Import, export and expansion of networks

Apart from the possibility to export interaction networks from the visualization environment, the user can upload an interaction network file in any of three different formats: BioPAX (level 2), PSI-MI (level 2.5) and SBML (level 2) (27). If the physical entities from the uploaded file are annotated with external identifiers, these entities and their interactions are mapped to the interaction network in the database and matching information is indicated. Thereby, the model can be validated against existing interaction knowledge stored in the database, and extended in the context of the database content.

DISCUSSION

ConsensusPathDB is a database that integrates interaction data from heterogeneous resources for human functional interactions in order to create a more complete and less biased picture of the cellular interactions.

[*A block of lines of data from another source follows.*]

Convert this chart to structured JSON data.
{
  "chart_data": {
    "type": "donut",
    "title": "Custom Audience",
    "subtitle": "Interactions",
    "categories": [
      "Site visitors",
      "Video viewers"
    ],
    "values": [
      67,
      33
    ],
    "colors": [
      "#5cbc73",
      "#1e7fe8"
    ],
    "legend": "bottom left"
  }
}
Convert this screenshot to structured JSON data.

It can be used in many ways—for example, to retrieve network topologies necessary for mathematical simulations, to interpret gene lists, to assess the distribution of interaction knowledge across interaction databases, or to carry out topological analysis with the integrated human interaction network, which, according to our analysis, provides quite different results compared to topological analysis of the separate interaction databases (results will be published elsewhere).

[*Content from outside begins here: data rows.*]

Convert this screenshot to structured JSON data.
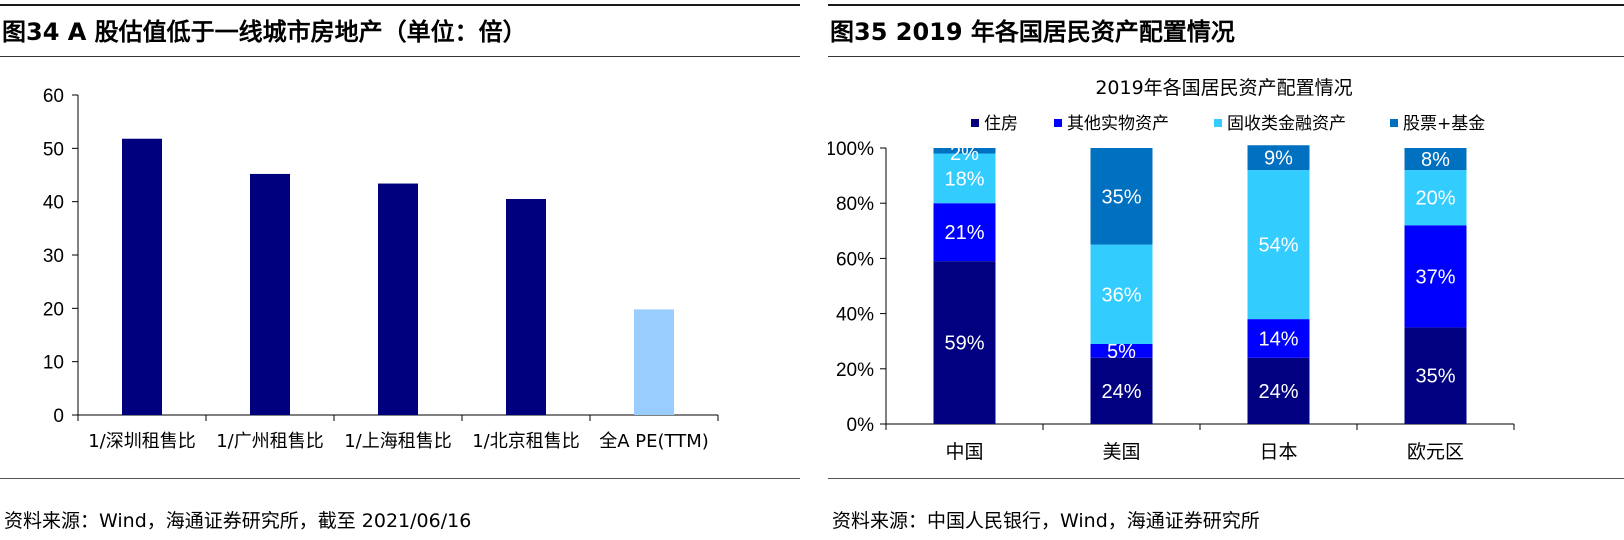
{
  "left": {
    "figure_title": "图34  A 股估值低于一线城市房地产（单位：倍）",
    "source": "资料来源：Wind，海通证券研究所，截至 2021/06/16",
    "chart_data": {
      "type": "bar",
      "categories": [
        "1/深圳租售比",
        "1/广州租售比",
        "1/上海租售比",
        "1/北京租售比",
        "全A PE(TTM)"
      ],
      "values": [
        51.8,
        45.2,
        43.4,
        40.5,
        19.8
      ],
      "bar_colors": [
        "#00007f",
        "#00007f",
        "#00007f",
        "#00007f",
        "#99ccff"
      ],
      "ylim": [
        0,
        60
      ],
      "yticks": [
        0,
        10,
        20,
        30,
        40,
        50,
        60
      ],
      "grid": false,
      "legend": false
    }
  },
  "right": {
    "figure_title": "图35  2019 年各国居民资产配置情况",
    "source": "资料来源：中国人民银行，Wind，海通证券研究所",
    "chart_data": {
      "type": "bar",
      "stacked": true,
      "title": "2019年各国居民资产配置情况",
      "categories": [
        "中国",
        "美国",
        "日本",
        "欧元区"
      ],
      "series": [
        {
          "name": "住房",
          "color": "#000080",
          "values": [
            59,
            24,
            24,
            35
          ],
          "labels": [
            "59%",
            "24%",
            "24%",
            "35%"
          ]
        },
        {
          "name": "其他实物资产",
          "color": "#0000ff",
          "values": [
            21,
            5,
            14,
            37
          ],
          "labels": [
            "21%",
            "5%",
            "14%",
            "37%"
          ]
        },
        {
          "name": "固收类金融资产",
          "color": "#33ccff",
          "values": [
            18,
            36,
            54,
            20
          ],
          "labels": [
            "18%",
            "36%",
            "54%",
            "20%"
          ]
        },
        {
          "name": "股票+基金",
          "color": "#0070c0",
          "values": [
            2,
            35,
            9,
            8
          ],
          "labels": [
            "2%",
            "35%",
            "9%",
            "8%"
          ]
        }
      ],
      "ylim": [
        0,
        100
      ],
      "yticks": [
        "0%",
        "20%",
        "40%",
        "60%",
        "80%",
        "100%"
      ],
      "legend": "top",
      "grid": false
    }
  }
}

Although we apply our best efforts to collect and integrate available interaction data, more data sources remain to be integrated. Importantly, human gene regulatory interactions are currently weakly represented in our database (283 interactions) because on the one hand, such data are rare compared to other interaction types (e.g. protein–protein interactions), and, on the other hand, access to the majority of existing gene regulatory data is mostly limited by license constraints (28, 29). Apart from physical interactions, biochemical reactions and gene regulatory interactions, other relations exist between cellular entities that will be integrated into the database, for example, genetic and epigenetic relationships or relations with respect to experimental co-regulation patterns or to more general co-occurrences. Some of these relations are present e.g. in the STRING database (30) and can be integrated into ConsensusPathDB. Although ConsensusPathDB is currently focused on Homo sapiens, the integration of data from other species is an ongoing issue since it will reveal conserved and species-specific cellular processes on the interaction level.

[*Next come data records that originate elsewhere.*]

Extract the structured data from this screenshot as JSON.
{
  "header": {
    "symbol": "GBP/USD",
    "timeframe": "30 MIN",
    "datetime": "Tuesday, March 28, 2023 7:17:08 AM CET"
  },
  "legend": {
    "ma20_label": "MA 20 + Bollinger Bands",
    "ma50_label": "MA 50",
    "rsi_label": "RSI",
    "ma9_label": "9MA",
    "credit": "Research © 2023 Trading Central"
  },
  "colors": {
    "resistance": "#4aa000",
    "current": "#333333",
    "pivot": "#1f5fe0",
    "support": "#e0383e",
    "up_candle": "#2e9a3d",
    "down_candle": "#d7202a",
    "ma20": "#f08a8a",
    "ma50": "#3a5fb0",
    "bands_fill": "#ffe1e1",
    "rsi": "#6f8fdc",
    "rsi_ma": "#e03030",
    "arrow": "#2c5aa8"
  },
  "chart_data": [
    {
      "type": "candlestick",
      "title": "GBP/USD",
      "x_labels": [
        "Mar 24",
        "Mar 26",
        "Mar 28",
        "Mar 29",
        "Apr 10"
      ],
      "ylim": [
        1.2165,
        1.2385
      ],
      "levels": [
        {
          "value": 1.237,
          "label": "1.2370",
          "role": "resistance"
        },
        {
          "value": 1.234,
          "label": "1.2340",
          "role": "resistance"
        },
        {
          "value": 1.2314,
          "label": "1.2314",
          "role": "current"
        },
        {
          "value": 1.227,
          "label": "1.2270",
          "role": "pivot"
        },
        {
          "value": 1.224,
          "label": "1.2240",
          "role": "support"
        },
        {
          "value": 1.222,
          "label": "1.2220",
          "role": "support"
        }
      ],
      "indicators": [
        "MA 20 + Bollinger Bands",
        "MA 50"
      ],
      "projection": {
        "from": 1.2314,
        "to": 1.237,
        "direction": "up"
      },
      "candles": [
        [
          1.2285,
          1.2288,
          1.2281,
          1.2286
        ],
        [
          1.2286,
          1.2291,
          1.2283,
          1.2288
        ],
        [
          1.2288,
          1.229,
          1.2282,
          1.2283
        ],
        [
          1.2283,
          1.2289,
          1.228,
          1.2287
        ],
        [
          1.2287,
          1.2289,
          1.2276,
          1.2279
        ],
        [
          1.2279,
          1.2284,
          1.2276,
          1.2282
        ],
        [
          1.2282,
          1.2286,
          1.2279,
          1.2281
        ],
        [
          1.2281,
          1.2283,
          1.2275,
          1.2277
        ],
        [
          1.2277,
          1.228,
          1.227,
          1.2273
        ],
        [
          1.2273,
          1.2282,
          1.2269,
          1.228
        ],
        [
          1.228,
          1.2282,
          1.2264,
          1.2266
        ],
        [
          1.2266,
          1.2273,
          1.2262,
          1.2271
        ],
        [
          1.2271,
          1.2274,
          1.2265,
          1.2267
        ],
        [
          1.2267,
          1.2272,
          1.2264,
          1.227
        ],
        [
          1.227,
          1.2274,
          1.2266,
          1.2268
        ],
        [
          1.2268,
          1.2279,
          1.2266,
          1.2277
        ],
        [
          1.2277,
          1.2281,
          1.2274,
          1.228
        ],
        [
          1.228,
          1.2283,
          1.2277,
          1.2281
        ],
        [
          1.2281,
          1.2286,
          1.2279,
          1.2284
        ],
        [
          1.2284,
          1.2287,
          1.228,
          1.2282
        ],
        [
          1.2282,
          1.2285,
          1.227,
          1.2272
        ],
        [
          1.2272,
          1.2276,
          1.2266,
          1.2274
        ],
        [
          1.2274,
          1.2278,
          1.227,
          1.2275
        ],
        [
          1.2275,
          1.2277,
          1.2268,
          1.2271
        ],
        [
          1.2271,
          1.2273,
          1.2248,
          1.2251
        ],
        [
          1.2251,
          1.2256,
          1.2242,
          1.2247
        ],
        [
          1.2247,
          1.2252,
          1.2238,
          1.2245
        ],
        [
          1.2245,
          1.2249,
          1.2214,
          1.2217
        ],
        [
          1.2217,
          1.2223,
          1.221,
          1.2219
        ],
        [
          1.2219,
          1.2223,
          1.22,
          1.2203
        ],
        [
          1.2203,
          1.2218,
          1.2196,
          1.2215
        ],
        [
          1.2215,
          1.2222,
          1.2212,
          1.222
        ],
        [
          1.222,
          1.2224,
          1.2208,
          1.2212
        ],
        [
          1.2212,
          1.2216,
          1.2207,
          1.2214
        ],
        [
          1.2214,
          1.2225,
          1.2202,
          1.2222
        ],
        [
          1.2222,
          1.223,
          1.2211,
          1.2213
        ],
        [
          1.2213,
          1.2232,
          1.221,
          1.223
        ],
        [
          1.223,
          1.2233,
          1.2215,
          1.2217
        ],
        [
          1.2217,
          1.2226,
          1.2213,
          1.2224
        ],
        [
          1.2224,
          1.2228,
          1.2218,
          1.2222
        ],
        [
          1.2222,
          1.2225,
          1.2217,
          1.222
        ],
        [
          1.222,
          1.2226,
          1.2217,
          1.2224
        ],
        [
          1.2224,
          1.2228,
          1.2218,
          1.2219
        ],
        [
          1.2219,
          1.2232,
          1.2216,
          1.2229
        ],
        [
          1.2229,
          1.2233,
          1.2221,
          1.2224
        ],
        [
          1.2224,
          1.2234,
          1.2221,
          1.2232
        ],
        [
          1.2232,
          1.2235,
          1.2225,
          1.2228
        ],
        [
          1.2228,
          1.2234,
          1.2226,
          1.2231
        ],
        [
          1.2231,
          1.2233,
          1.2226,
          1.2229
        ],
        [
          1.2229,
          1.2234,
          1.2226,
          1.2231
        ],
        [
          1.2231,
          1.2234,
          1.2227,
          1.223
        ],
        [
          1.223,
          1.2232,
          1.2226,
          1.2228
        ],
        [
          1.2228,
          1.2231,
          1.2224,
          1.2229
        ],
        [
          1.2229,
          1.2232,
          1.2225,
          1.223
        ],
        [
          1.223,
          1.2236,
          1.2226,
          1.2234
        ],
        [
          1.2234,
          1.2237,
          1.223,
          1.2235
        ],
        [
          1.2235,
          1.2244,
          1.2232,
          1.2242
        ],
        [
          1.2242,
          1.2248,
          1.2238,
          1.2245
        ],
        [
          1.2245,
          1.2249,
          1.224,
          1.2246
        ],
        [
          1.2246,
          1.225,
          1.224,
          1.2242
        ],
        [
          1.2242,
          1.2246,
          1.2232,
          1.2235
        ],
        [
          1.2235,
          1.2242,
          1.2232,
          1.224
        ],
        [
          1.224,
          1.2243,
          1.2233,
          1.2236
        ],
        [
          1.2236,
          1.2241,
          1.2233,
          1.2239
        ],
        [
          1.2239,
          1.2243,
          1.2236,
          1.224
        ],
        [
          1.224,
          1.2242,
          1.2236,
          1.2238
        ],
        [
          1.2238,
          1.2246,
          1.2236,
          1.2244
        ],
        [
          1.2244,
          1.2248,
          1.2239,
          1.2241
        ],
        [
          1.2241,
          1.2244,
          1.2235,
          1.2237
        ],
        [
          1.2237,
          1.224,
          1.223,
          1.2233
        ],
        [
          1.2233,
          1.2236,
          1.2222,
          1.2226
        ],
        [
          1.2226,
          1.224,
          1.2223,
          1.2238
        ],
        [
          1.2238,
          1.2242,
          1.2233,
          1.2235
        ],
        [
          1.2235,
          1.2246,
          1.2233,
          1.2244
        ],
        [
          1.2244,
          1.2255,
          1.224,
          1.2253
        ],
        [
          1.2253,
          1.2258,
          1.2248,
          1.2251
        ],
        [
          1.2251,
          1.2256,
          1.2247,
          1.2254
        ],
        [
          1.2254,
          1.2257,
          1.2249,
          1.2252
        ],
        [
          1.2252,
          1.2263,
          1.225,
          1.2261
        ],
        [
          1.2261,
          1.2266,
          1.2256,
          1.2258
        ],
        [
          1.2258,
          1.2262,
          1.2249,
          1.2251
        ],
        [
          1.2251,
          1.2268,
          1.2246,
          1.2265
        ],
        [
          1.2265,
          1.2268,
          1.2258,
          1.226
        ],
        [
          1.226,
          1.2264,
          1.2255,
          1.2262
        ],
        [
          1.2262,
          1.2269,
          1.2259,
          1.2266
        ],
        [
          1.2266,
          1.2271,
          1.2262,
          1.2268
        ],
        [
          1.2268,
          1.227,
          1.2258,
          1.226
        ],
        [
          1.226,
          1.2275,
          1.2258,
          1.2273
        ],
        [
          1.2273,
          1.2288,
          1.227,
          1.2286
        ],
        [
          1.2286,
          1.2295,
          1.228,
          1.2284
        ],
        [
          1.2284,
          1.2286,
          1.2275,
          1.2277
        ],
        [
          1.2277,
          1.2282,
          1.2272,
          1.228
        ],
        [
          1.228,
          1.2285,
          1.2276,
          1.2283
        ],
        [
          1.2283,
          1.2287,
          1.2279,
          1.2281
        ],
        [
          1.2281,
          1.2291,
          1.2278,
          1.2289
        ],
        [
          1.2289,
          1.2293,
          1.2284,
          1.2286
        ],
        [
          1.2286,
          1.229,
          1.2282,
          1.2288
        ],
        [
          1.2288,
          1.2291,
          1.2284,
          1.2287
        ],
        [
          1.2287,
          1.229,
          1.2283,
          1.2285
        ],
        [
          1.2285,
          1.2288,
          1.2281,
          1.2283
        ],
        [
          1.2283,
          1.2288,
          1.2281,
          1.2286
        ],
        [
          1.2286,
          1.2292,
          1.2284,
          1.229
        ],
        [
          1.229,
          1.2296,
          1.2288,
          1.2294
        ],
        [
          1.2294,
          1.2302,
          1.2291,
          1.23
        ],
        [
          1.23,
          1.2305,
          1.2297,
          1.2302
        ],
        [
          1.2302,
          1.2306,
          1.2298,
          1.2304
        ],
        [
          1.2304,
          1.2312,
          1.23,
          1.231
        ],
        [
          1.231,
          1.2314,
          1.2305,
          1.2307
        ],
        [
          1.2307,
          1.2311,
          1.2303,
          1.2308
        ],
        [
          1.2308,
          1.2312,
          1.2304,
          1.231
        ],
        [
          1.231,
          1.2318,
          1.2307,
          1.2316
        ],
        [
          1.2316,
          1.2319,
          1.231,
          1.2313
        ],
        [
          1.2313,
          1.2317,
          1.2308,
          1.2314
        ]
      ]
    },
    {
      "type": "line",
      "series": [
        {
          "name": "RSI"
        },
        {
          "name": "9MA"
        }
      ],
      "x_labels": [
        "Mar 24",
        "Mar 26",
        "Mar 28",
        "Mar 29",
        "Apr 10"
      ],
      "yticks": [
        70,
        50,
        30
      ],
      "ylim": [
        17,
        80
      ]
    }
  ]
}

Interaction maps are of great importance in many areas of life sciences, for example in systems biology and molecular medicine. However, more work remains to be done in order to assemble a complete map of the human functional interactome. ConsensusPathDB marks a first step towards achieving this goal by collecting, integrating and interpreting heterogeneous interaction knowledge.

AVAILABILITY

ConsensusPathDB is available freely to academic users via http://cpdb.molgen.mpg.de. Data in form of flat files are available upon request (please contact kamburov@molgen.mpg.de).

SUPPLEMENTARY DATA

Supplementary Data are available at NAR Online.

FUNDING

This work was supported by the EMBRACE and CARCINOGENOMICS projects that are funded by the European Commission within its 6th Framework Programme under the thematic area ‘Life Sciences, Genomics and Biotechnology for Health’ (LSHG-CT-2004-512092 and LSHB-CT-2006-037712); 7th Framework Programme project APO-SYS (HEALTH-F4-2007-200767); German Federal Ministry of Education and Research within the NGFN-2 program (SMP-Protein, FKZ01GR0472); Max Planck Society within its International Research School program (IMPRS-CBSC). Funding for open access charge: European Commission.

Conflict of interest statement. None declared.